Creating Incredible Epic Text with Free Stable Diffusion AI & Best of All No Photoshop is Needed

Hello everyone! In this tutorial, I’ll guide you through the process of creating captivating cinematic text images for your projects using Artificial Intelligence. We’ll be harnessing the power of the widely-used and free Stable Diffusion text-to-image generative depth model. To provide a user-friendly interface, we’ll rely on the Automatic1111 web UI, an open-source Python-based web application. No need for expensive software like Photoshop or any artistic skills. Just follow these steps, and you’ll be able to craft stunning text artwork.

The Tool We’re Using for Artwork Generation: Automatic1111 Web UI

I’ve launched my freshly installed Automatic1111 web UI. At the bottom, you can see the versions of Python, Torch, xformers, Gradia, Commit, and Checkpoint that I’m using. This is my CMD window.
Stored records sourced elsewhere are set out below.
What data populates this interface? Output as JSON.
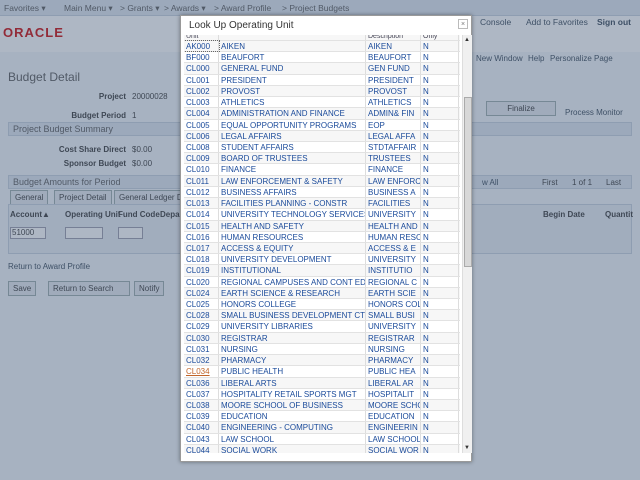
{
  "nav": {
    "favorites": "Favorites ▾",
    "main_menu": "Main Menu ▾",
    "grants": "> Grants ▾",
    "awards": "> Awards ▾",
    "award_profile": "> Award Profile",
    "project_budgets": "> Project Budgets"
  },
  "header": {
    "logo": "ORACLE",
    "console": "Console",
    "add_favorites": "Add to Favorites",
    "sign_out": "Sign out",
    "new_window": "New Window",
    "help": "Help",
    "personalize": "Personalize Page"
  },
  "page": {
    "title": "Budget Detail",
    "project_label": "Project",
    "project_value": "20000028",
    "period_label": "Budget Period",
    "period_value": "1",
    "finalize": "Finalize",
    "process_monitor": "Process Monitor",
    "summary": "Project Budget Summary",
    "cost_share_label": "Cost Share Direct",
    "cost_share_value": "$0.00",
    "sponsor_label": "Sponsor Budget",
    "sponsor_value": "$0.00",
    "amounts": "Budget Amounts for Period",
    "tabs": [
      "General",
      "Project Detail",
      "General Ledger D"
    ],
    "cols": [
      "Account▲",
      "Operating Unit",
      "Fund Code",
      "Depar"
    ],
    "begin_date": "Begin Date",
    "quantity": "Quantit",
    "account_value": "51000",
    "view_all": "w All",
    "first": "First",
    "of": "1 of 1",
    "last": "Last",
    "return_link": "Return to Award Profile",
    "save": "Save",
    "return_search": "Return to Search",
    "notify": "Notify"
  },
  "modal": {
    "title": "Look Up Operating Unit",
    "close": "×",
    "headers": [
      "Unit",
      "",
      "Description",
      "Only"
    ],
    "rows": [
      [
        "AK000",
        "AIKEN",
        "AIKEN",
        "N"
      ],
      [
        "BF000",
        "BEAUFORT",
        "BEAUFORT",
        "N"
      ],
      [
        "CL000",
        "GENERAL FUND",
        "GEN FUND",
        "N"
      ],
      [
        "CL001",
        "PRESIDENT",
        "PRESIDENT",
        "N"
      ],
      [
        "CL002",
        "PROVOST",
        "PROVOST",
        "N"
      ],
      [
        "CL003",
        "ATHLETICS",
        "ATHLETICS",
        "N"
      ],
      [
        "CL004",
        "ADMINISTRATION AND FINANCE",
        "ADMIN& FIN",
        "N"
      ],
      [
        "CL005",
        "EQUAL OPPORTUNITY PROGRAMS",
        "EOP",
        "N"
      ],
      [
        "CL006",
        "LEGAL AFFAIRS",
        "LEGAL AFFA",
        "N"
      ],
      [
        "CL008",
        "STUDENT AFFAIRS",
        "STDTAFFAIR",
        "N"
      ],
      [
        "CL009",
        "BOARD OF TRUSTEES",
        "TRUSTEES",
        "N"
      ],
      [
        "CL010",
        "FINANCE",
        "FINANCE",
        "N"
      ],
      [
        "CL011",
        "LAW ENFORCEMENT & SAFETY",
        "LAW ENFORC",
        "N"
      ],
      [
        "CL012",
        "BUSINESS AFFAIRS",
        "BUSINESS A",
        "N"
      ],
      [
        "CL013",
        "FACILITIES PLANNING - CONSTR",
        "FACILITIES",
        "N"
      ],
      [
        "CL014",
        "UNIVERSITY TECHNOLOGY SERVICES",
        "UNIVERSITY",
        "N"
      ],
      [
        "CL015",
        "HEALTH AND SAFETY",
        "HEALTH AND",
        "N"
      ],
      [
        "CL016",
        "HUMAN RESOURCES",
        "HUMAN RESO",
        "N"
      ],
      [
        "CL017",
        "ACCESS & EQUITY",
        "ACCESS & E",
        "N"
      ],
      [
        "CL018",
        "UNIVERSITY DEVELOPMENT",
        "UNIVERSITY",
        "N"
      ],
      [
        "CL019",
        "INSTITUTIONAL",
        "INSTITUTIO",
        "N"
      ],
      [
        "CL020",
        "REGIONAL CAMPUSES AND CONT ED",
        "REGIONAL C",
        "N"
      ],
      [
        "CL024",
        "EARTH SCIENCE & RESEARCH",
        "EARTH SCIE",
        "N"
      ],
      [
        "CL025",
        "HONORS COLLEGE",
        "HONORS COL",
        "N"
      ],
      [
        "CL028",
        "SMALL BUSINESS DEVELOPMENT CTR",
        "SMALL BUSI",
        "N"
      ],
      [
        "CL029",
        "UNIVERSITY LIBRARIES",
        "UNIVERSITY",
        "N"
      ],
      [
        "CL030",
        "REGISTRAR",
        "REGISTRAR",
        "N"
      ],
      [
        "CL031",
        "NURSING",
        "NURSING",
        "N"
      ],
      [
        "CL032",
        "PHARMACY",
        "PHARMACY",
        "N"
      ],
      [
        "CL034",
        "PUBLIC HEALTH",
        "PUBLIC HEA",
        "N"
      ],
      [
        "CL036",
        "LIBERAL ARTS",
        "LIBERAL AR",
        "N"
      ],
      [
        "CL037",
        "HOSPITALITY RETAIL SPORTS MGT",
        "HOSPITALIT",
        "N"
      ],
      [
        "CL038",
        "MOORE SCHOOL OF BUSINESS",
        "MOORE SCHO",
        "N"
      ],
      [
        "CL039",
        "EDUCATION",
        "EDUCATION",
        "N"
      ],
      [
        "CL040",
        "ENGINEERING - COMPUTING",
        "ENGINEERIN",
        "N"
      ],
      [
        "CL043",
        "LAW SCHOOL",
        "LAW SCHOOL",
        "N"
      ],
      [
        "CL044",
        "SOCIAL WORK",
        "SOCIAL WOR",
        "N"
      ]
    ],
    "hovered_unit": "CL034",
    "link_color": "#1a4a9a",
    "hover_color": "#c0652a"
  }
}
If you’re unfamiliar with Automatic1111, it’s a community-developed interface designed for utilizing various Stable Diffusion models. On my website, you’ll find comprehensive tutorials on Stable Diffusion, including how to use it and install Automatic1111 web UI. In this article and others, I cover a wide range of topics related to Stable Diffusion. To utilize the depth model of Stable Diffusion, we need to download the “depth-ema.ckpt” file. Simply click this link, and it will take you to the download page. Click on the download button, and the file will be saved. Once the download is complete, open your downloads folder, cut the model file, and return to your web UI installation. Navigate to the “models” directory, then enter the “Stable Diffusion” folder and paste it there. Once the file is pasted, return to your web UI, click the refresh button, and then select the model. It will download the necessary files, which you will find here.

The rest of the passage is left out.